Protective role of Tongxinluo in mitigating myocardial fibrosis in mice with acute myocardial infarction via neuregulin-1 upregulation and Inhibition of endothelium-interstitial transition.

Acute myocardial infarction (AMI) is a leading cause of heart failure, often accompanied by myocardial fibrosis (MF), characterized by excessive extracellular matrix accumulation. Endothelial-to-mesenchymal transition (EndMT) plays a key role in MF progression post-AMI. Neuregulin-1 (NRG-1), a growth factor with cardioprotective properties, has emerged as a potential therapeutic target. Tongxinluo (TXL), a traditional Chinese medicine, mitigates MF by upregulating NRG-1. This study elucidates the mechanisms underlying the protective effects of NRG-1 and TXL against MF following AMI. Left anterior descending artery ligation established a model for mice with AMI. Adeno-associated virus was used to modulate NRG-1 expression in the myocardium.

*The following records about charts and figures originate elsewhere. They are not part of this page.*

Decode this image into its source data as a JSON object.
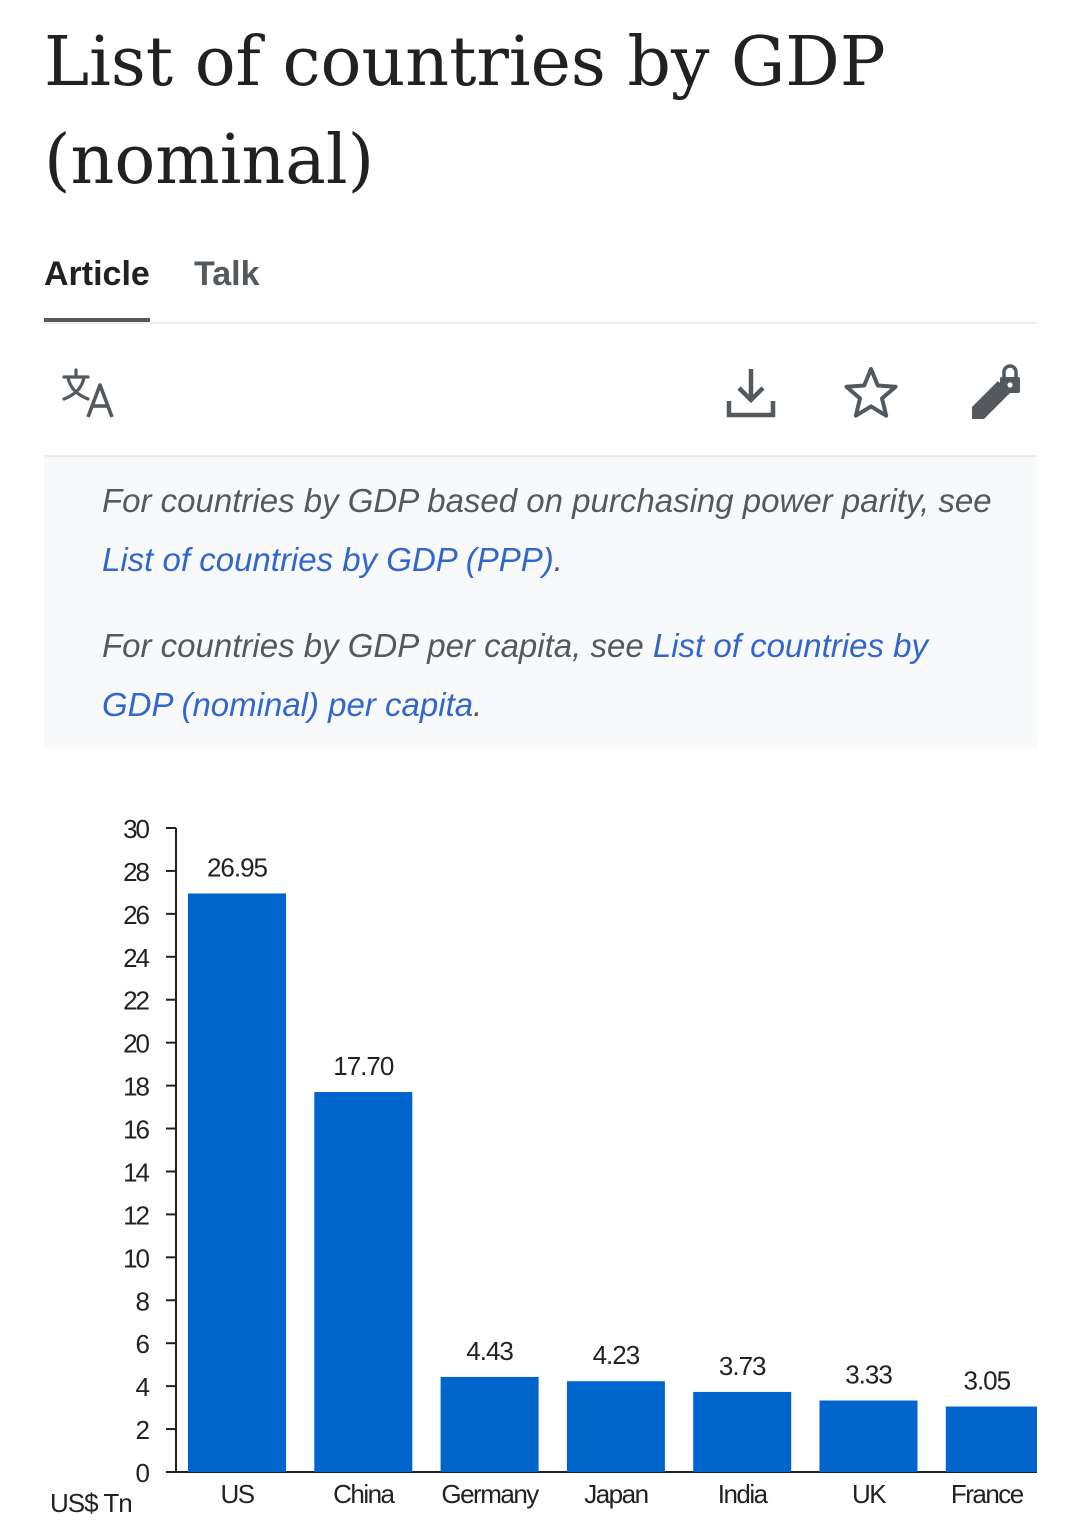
{
  "page": {
    "title": "List of countries by GDP (nominal)"
  },
  "tabs": [
    {
      "label": "Article",
      "active": true
    },
    {
      "label": "Talk",
      "active": false
    }
  ],
  "toolbar": {
    "icons": [
      "language-icon",
      "download-icon",
      "star-icon",
      "edit-lock-icon"
    ]
  },
  "hatnotes": [
    {
      "prefix": "For countries by GDP based on purchasing power parity, see ",
      "link": "List of countries by GDP (PPP)",
      "suffix": "."
    },
    {
      "prefix": "For countries by GDP per capita, see ",
      "link": "List of countries by GDP (nominal) per capita",
      "suffix": "."
    }
  ],
  "colors": {
    "link": "#3366cc",
    "bar": "#0064cd",
    "hatnote_bg": "#f8f9fa"
  },
  "chart_data": {
    "type": "bar",
    "categories": [
      "US",
      "China",
      "Germany",
      "Japan",
      "India",
      "UK",
      "France"
    ],
    "values": [
      26.95,
      17.7,
      4.43,
      4.23,
      3.73,
      3.33,
      3.05
    ],
    "value_labels": [
      "26.95",
      "17.70",
      "4.43",
      "4.23",
      "3.73",
      "3.33",
      "3.05"
    ],
    "ylabel": "US$ Tn",
    "ylim": [
      0,
      30
    ],
    "yticks": [
      0,
      2,
      4,
      6,
      8,
      10,
      12,
      14,
      16,
      18,
      20,
      22,
      24,
      26,
      28,
      30
    ],
    "grid": false
  }
}
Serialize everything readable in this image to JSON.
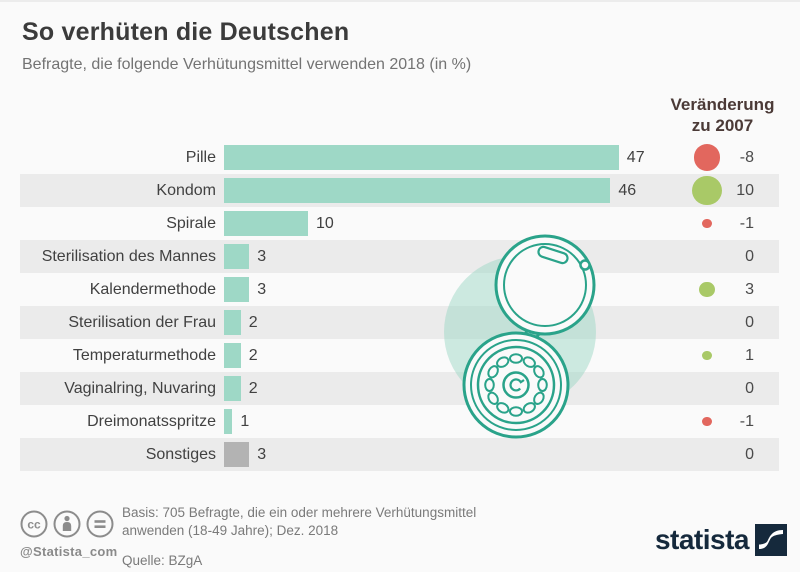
{
  "title": "So verhüten die Deutschen",
  "subtitle": "Befragte, die folgende Verhütungsmittel verwenden 2018 (in %)",
  "change_header": {
    "line1": "Veränderung",
    "line2": "zu 2007"
  },
  "chart_data": {
    "type": "bar",
    "orientation": "horizontal",
    "title": "So verhüten die Deutschen",
    "subtitle": "Befragte, die folgende Verhütungsmittel verwenden 2018 (in %)",
    "unit": "%",
    "categories": [
      "Pille",
      "Kondom",
      "Spirale",
      "Sterilisation des Mannes",
      "Kalendermethode",
      "Sterilisation der Frau",
      "Temperaturmethode",
      "Vaginalring, Nuvaring",
      "Dreimonatsspritze",
      "Sonstiges"
    ],
    "series": [
      {
        "name": "Verwendung 2018 (in %)",
        "values": [
          47,
          46,
          10,
          3,
          3,
          2,
          2,
          2,
          1,
          3
        ]
      },
      {
        "name": "Veränderung zu 2007",
        "values": [
          -8,
          10,
          -1,
          0,
          3,
          0,
          1,
          0,
          -1,
          0
        ]
      }
    ],
    "xlim": [
      0,
      50
    ],
    "grid": false,
    "gray_bars": [
      "Sonstiges"
    ],
    "value_labels_shown": true,
    "change_dot_rule": "area-proportional, red=negative, green=positive, none=0"
  },
  "footer": {
    "basis_line1": "Basis: 705 Befragte, die ein oder mehrere Verhütungsmittel",
    "basis_line2": "anwenden (18-49 Jahre); Dez. 2018",
    "source": "Quelle: BZgA",
    "handle": "@Statista_com",
    "brand": "statista"
  },
  "colors": {
    "bar": "#9ed8c6",
    "bar_gray": "#b3b3b3",
    "positive": "#a9c967",
    "negative": "#e2675e",
    "row_alt": "#ebebeb",
    "illustration_stroke": "#2aa38a",
    "illustration_fill": "#9ed8c6",
    "brand_navy": "#15293c",
    "change_header_text": "#4b3a37"
  }
}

Echocardiography assessed cardiac function, and histological staining was used to evaluate MF. Expression levels of markers for myofibroblasts (α-SMA, FSP-1) and endothelial cells (CD31, VE-cadherin) were analysed to investigate EndMT. The involvement of the phosphatidylinositol 3-kinase (PI3K)/protein kinase B (AKT) signalling pathway in NRG-1's protective mechanism was validated using biochemical methods. Tongxinluo was administered to mice with AMI via gavage for 4 weeks, and its effects on cardiac function, MF and EndMT were assessed. Overexpression of NRG-1 in mice with AMI ameliorated cardiac dysfunction and reduced interstitial and perivascular fibrosis, whereas NRG-1 deficiency exacerbated these effects. NRG-1 protected against EndMT, as evidenced by changes in myofibroblast and endothelial cell markers. The PI3K/AKT signalling pathway was involved in NRG-1's protective mechanism against MF. The administration of TXL to mice with AMI improved cardiac function and reduced MF by activating NRG-1. Furthermore, TXL inhibited EndMT post-AMI through the NRG-1/PI3K/AKT pathway. NRG-1 and TXL protect against MF post-AMI by mitigating EndMT through the PI3K/AKT pathway. These findings suggest that targeting NRG-1 or using TXL may be promising therapeutic strategies for MF following AMI.